Matthew Suárez 11 a.m., Sept. 30
Ali Baba’s in Sorrento Valley: Fast company, fast fish
Ed discovers a bar in the middle of nowhere, packed with the IT in-crowd
I guess it’s because I’ve been dreaming, looking over the bridge rails of Los Peñasquitos (“The Little Cliffs”) river, watching the white heron watching for fish in the sunlit pool among the reeds.
When I come in here, I’m thinking fish.
This is Ali Baba’s Cave. Sorrento Valley.
Raced in here when I realized I was starving and I had fifteen minutes before the southbound Coaster was due to turn up. So I crossed the footbridge (ducks, more fish below!) and then across Roselle Street towards a row of shops with no neighbors, the last sign of civilization before the hills soar upwards and head for the coast.
It’s funny, because this shop row is about as boring as you could possibly build. But open the doors into Ali Baba’s (10920 Roselle Street, Sorrento Valley, 858-784-7515), and the place is rockin'. It's filled with alcoves that look like Ali Baba and his 40 thieves had made themselves a pretty cozy hide-out here. At the back they have a crazy U-shaped bar.
Crazy because wow: tons and tons of people are here all talking like they'd just come out of a football match, shouting across groups, trying to get the two bar gals' attention.
Where did they all come from? It’s like discovering a rave scene on a plain on Mars. I collapse on to the last free stool at the bar. “We’re from hi-tech, all those glassy offices,” says Scott. He’s sitting nursing his beer and his laptop. “Valley’s full of them. I work at Pfizer, right up the hill. You should see this on a Friday night. You in a hurry?”
He must notice me twitching.
“Got to catch this Coaster or life’s not worth a plug nickel,” I say.
“Kristie. Kristie!” Scott’s calling to the tall blonde gal behind the bar who looks a bit like Anne Coulter. Her hands fly as she talks to customers.
“He needs something quick,” says Scott.
I look at the menu. Ask for a Pepsi ($2.50). Gotta work tonight. And, what thu heck, fish and chips, $6.95.
“Can you do them in time?”
“Can you do them in time!?" shouts Kristie over the hubbub. She’s looking at another blonde lady standing in front of the kitchen. Stacie.
“What time’s his train!?”
Kristie looks at me.
“5:40,” I say. “Fifteen minutes.”
“Fish and chips? No problem,” says Stacie, and disappears.
Scott says he works in research into cancer, creating drugs that narrow-target different types. “Our building's right at the top of this cliff,” he says. “If I just lay down and let myself roll I’d be here in three minutes.”

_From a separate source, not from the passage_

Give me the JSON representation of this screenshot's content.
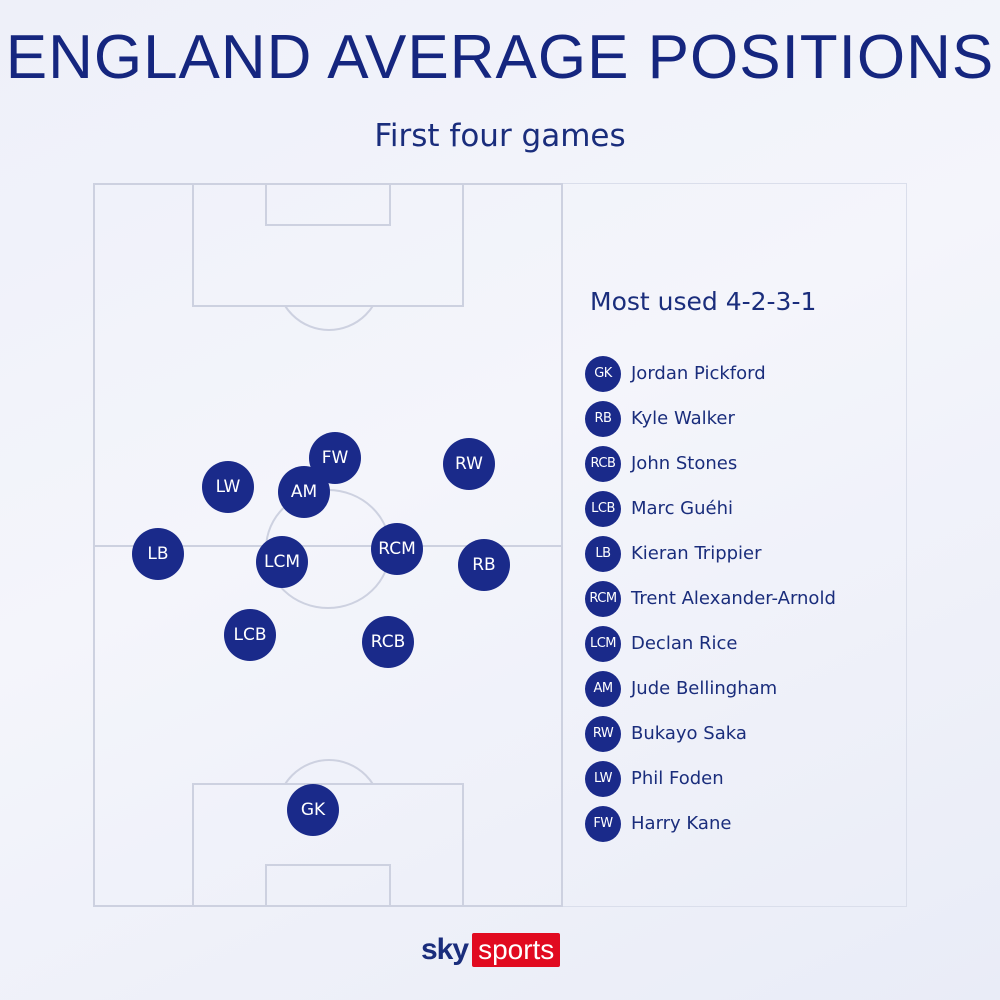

Kristie brings me two cans of Pepsi. “That’s because he’s nicer than you,” she says to the two guys on my left. “He doesn’t make my life difficult.”
“So what causes cancer?” I ask Scott, like I had the next fifteen hours to work this out.
“Stress, the food we eat, the lifestyle we lead. Look at the Okinawans…”
I start wondering if they eat a lot of fish there.
This is when Stacie scoots up, with my fish and chips.
Three golden slabs of cod, lots of fries, a pot of tartar sauce, and a tomato and vinegar-tasting red seafood cocktail sauce.
’Course, now it’s 3:37. I see that blue and green monster pulling in across the creek, bell donging. .
“Plastic bag! Says Kristie.
“Plastic bag,” says Stacie like this was an operating room.
“See ya,” says Scott, as I’m grabbing everything, slapping down two Lincolns, and heading for the door. “Careful of the bones.”
Get home, and Carla and I add a bit of salad, and split what turns into a danged good light meal.
“Where’d you find this?” she says.
“In the wilds of Sorrento Valley,” I say. “And I mean wild.”